Many of the countries that joined the two-year-old Arms Control Treaty (which was intended to prevent weapons from being sold to groups violating humanitarian law) are failing to uphold the agreement, especially when it comes to selling arms to Saudi Arabia in the coalition’s war on Yemen.

“The big disappointment is the countries that were in the forefront of calling for the treaty – and indeed who still champion it as a great achievement in international disarmament and security – are now prepared to violate it by persisting in their arms sales to Saudi Arabia,” says Anna Macdonald, director of Control Arms, an organization dedicated to the treaty.

Friday, December 30 NPR speaks with New York Times journalist Ben Hubbard about his recent trip to Yemen to cover the war and visit camps for those displaced by the conflict.

“I think the U.N. is working very hard to try to provide services [in Yemen]. But I think because people have not seen this conflict wash up on their own shores the way that they have the conflict in Syria, it's much easier to not think about it.”

The Washington Post’s Sudarsan Raghavan visits al-Jamhuri hospital in Yemen’s northwestern city of Hajjah, which is struggling to provide care for the many residents in need of medical attention, including pregnant women and the war wounded.
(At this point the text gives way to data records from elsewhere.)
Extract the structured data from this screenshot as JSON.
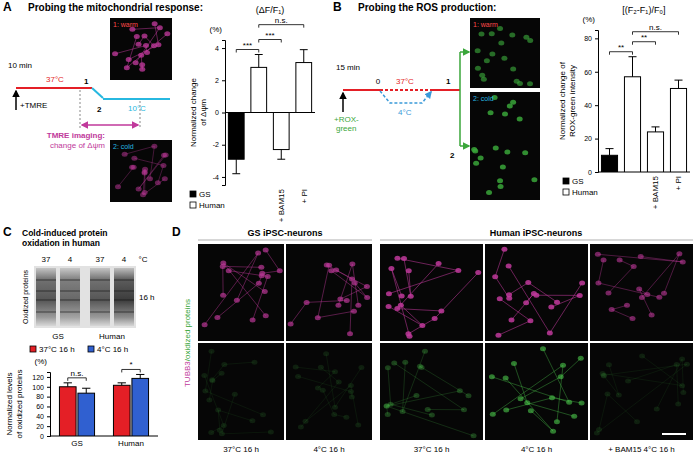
{
  "figure": {
    "A": {
      "label": "A",
      "title": "Probing the mitochondrial response:",
      "time": "10 min",
      "reagent": "+TMRE",
      "warm": "37°C",
      "cold": "10°C",
      "steps": [
        "1",
        "2"
      ],
      "imaging": [
        "TMRE imaging:",
        "change of Δψm"
      ],
      "images": [
        "1: warm",
        "2: cold"
      ]
    },
    "B": {
      "label": "B",
      "title": "Probing the ROS production:",
      "time": "15 min",
      "reagent": [
        "+ROX-",
        "green"
      ],
      "warm": "37°C",
      "cold": "4°C",
      "steps": [
        "0",
        "1",
        "2"
      ],
      "images": [
        "1: warm",
        "2: cold"
      ]
    },
    "C": {
      "label": "C",
      "title": [
        "Cold-induced protein",
        "oxidation in human"
      ],
      "blot": {
        "temps": [
          "37",
          "4",
          "37",
          "4",
          "°C"
        ],
        "ylabel": "Oxidized proteins",
        "time": "16 h",
        "groups": [
          "GS",
          "Human"
        ]
      }
    },
    "D": {
      "label": "D",
      "groups": [
        "GS iPSC-neurons",
        "Human iPSC-neurons"
      ],
      "stain": [
        "TUBB3",
        "/oxidized proteins"
      ],
      "columns": [
        "37°C 16 h",
        "4°C 16 h",
        "37°C 16 h",
        "4°C 16 h",
        "+ BAM15 4°C 16 h"
      ]
    }
  },
  "chart_data": [
    {
      "type": "bar",
      "title": "(ΔF/F₁)",
      "y_unit": "(%)",
      "y_label": [
        "Normalized change",
        "of Δψm"
      ],
      "categories": [
        null,
        null,
        "+ BAM15",
        "+ PI"
      ],
      "series": [
        {
          "name": "GS",
          "color": "#000000",
          "values": [
            -2.9,
            null,
            null,
            null
          ],
          "errors": [
            0.9,
            null,
            null,
            null
          ]
        },
        {
          "name": "Human",
          "color": "#ffffff",
          "values": [
            null,
            2.8,
            -2.3,
            3.1
          ],
          "errors": [
            null,
            0.8,
            0.6,
            0.8
          ]
        }
      ],
      "ylim": [
        -4.5,
        4.5
      ],
      "yticks": [
        -4,
        -2,
        0,
        2,
        4
      ],
      "legend": "bottom-left",
      "annotations": [
        {
          "text": "***",
          "categories": [
            0,
            1
          ]
        },
        {
          "text": "***",
          "categories": [
            1,
            2
          ]
        },
        {
          "text": "n.s.",
          "categories": [
            1,
            3
          ]
        }
      ]
    },
    {
      "type": "bar",
      "title": "[(F₂-F₁)/F₀]",
      "y_unit": "(%)",
      "y_label": [
        "Normalized change of",
        "ROX-green intensity"
      ],
      "categories": [
        null,
        null,
        "+ BAM15",
        "+ PI"
      ],
      "series": [
        {
          "name": "GS",
          "color": "#000000",
          "values": [
            10,
            null,
            null,
            null
          ],
          "errors": [
            4,
            null,
            null,
            null
          ]
        },
        {
          "name": "Human",
          "color": "#ffffff",
          "values": [
            null,
            57,
            24,
            50
          ],
          "errors": [
            null,
            12,
            3,
            5
          ]
        }
      ],
      "ylim": [
        0,
        85
      ],
      "yticks": [
        0,
        20,
        40,
        60,
        80
      ],
      "legend": "bottom-left",
      "annotations": [
        {
          "text": "**",
          "categories": [
            0,
            1
          ]
        },
        {
          "text": "**",
          "categories": [
            1,
            2
          ]
        },
        {
          "text": "n.s.",
          "categories": [
            1,
            3
          ]
        }
      ]
    },
    {
      "type": "bar",
      "y_unit": "(%)",
      "y_label": [
        "Normalized levels",
        "of oxidized proteins"
      ],
      "categories": [
        "GS",
        "Human"
      ],
      "series": [
        {
          "name": "37°C 16 h",
          "color": "#e41f26",
          "values": [
            100,
            103
          ],
          "errors": [
            8,
            5
          ]
        },
        {
          "name": "4°C 16 h",
          "color": "#3060d0",
          "values": [
            87,
            117
          ],
          "errors": [
            10,
            8
          ]
        }
      ],
      "ylim": [
        0,
        130
      ],
      "yticks": [
        0,
        20,
        40,
        60,
        80,
        100,
        120
      ],
      "legend": "top",
      "annotations": [
        {
          "text": "n.s.",
          "category": 0
        },
        {
          "text": "*",
          "category": 1
        }
      ]
    }
  ]
}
“The hospital has just one defibrillator. Ventilation machines and other vital equipment are broken down, including some of the incubators in the maternity ward...There is only one machine to sterilize surgical instruments in the entire hospital, and it does not work properly.”

“The problem we are facing now is we don’t have cash,” said Abdul Malik Jahaf, the deputy governor. “We are incapable of providing even the simplest service here with the means we have.”

Saturday, December 31 Deutsche Welle reports on the seemingly endless conflicts in Yemen and Syria, and predicts the course that each conflict may take in 2017.

“The hunger crisis in Yemen is also a result of the economic crisis. There is food, but the people simply cannot afford it anymore,” says Volker Schwenck, Cairo correspondent for German public broadcaster ARD who recently visited Yemen. “The war is worsening the situation,” and people in Yemen have given up all hope of peace, he added.

Sunday, January 1 Cross-border fire from Houthi forces killed a Saudi soldier in Jazan, according to the kingdom’s interior spokesman.

In Yemen’s Sharma Protectorate, two hours east of al-Mukalla, a dwindling population of green turtles is being destroyed by hunters reportedly selling the meat to local restaurants. Two hundred fifty of the the critically endangered turtles have been killed in the past month, according to local officials.

“Mohammed Abdullah al-Dohail, the head of the Department of Marine Biology at Hadramout University, told Al Jazeera that hawksbill turtles have already died off in the area and that the green turtles will face the same fate, if their killers are not stopped.”